Um galã de direita. O líder da Liga do Norte da extrema-direita, Matteo Salvini, tem uma orelha furada e um estilo cordial, com quem os eleitores facilmente se identificam. Em um cenário político sedento por líderes carismáticos, ele é um dos mais talentosos. Existe mesmo uma chance de o se partido ganhe mais votos do que a coalização de Berlusconi, o que poderia colocá-lo como candidato para primeiro-ministro. Se isso ocorrer, ele seria o primeiro populista de extrema-direita a liderar uma nação da Europa Ocidental desde 1945. Ele está ainda mais comprometido do que Berlusconi com a promessa de expulsar imigrantes. Depois que um ex-candidato da Liga do Norte atacou migrantes em Macerata no mês passado, Salvini condenou brevemente a violência e então mudou o assunto para os problemas que ele diz que os imigrantes trazem para a sociedade italiana.
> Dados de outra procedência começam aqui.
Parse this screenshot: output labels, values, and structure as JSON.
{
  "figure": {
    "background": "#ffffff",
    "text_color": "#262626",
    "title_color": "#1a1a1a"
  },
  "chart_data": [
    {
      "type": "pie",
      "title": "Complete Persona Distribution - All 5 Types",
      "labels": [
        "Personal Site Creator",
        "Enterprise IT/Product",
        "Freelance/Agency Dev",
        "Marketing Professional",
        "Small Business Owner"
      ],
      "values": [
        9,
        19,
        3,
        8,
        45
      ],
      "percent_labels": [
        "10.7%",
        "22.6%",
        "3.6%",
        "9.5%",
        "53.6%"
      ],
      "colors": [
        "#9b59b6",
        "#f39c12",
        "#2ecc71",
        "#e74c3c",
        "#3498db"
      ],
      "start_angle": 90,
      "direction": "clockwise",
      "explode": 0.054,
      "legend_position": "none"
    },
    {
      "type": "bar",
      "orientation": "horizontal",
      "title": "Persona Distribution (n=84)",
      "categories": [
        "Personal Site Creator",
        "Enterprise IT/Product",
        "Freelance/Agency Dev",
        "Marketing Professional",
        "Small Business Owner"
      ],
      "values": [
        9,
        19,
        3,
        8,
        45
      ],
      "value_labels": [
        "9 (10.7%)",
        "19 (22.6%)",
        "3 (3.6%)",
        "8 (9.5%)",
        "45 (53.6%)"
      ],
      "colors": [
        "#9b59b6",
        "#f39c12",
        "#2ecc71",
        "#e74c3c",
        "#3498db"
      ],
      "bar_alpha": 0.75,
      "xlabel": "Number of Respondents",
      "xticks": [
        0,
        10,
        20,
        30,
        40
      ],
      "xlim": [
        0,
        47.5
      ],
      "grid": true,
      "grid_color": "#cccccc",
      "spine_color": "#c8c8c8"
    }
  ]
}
O colapso da esquerda. O Partido Democrata de centro-esquerda, do atual governo, dominou as eleições para o Parlamento Europeu em 2014, mas seu apoio desabou agora quase pela metade, para 23%. O ex-primeiro-ministro Matteo Renzi foi amado pelas elites, mas não agradou os italianos comuns, para os quais é visto como “distante”. Como a coalizão de esquerda se desfez, os partidos de direita e os populistas assumiram as bandeiras favoráveis aos trabalhadores que eram tipicamente o domínio da esquerda, como a redução da idade de aposentadoria e a oferta de rendimentos garantidos. Dificilmente Renzi e seus aliados terão um papel no futuro governo, a menos que seja como um parceiro menor para a coalizão de Berlusconi.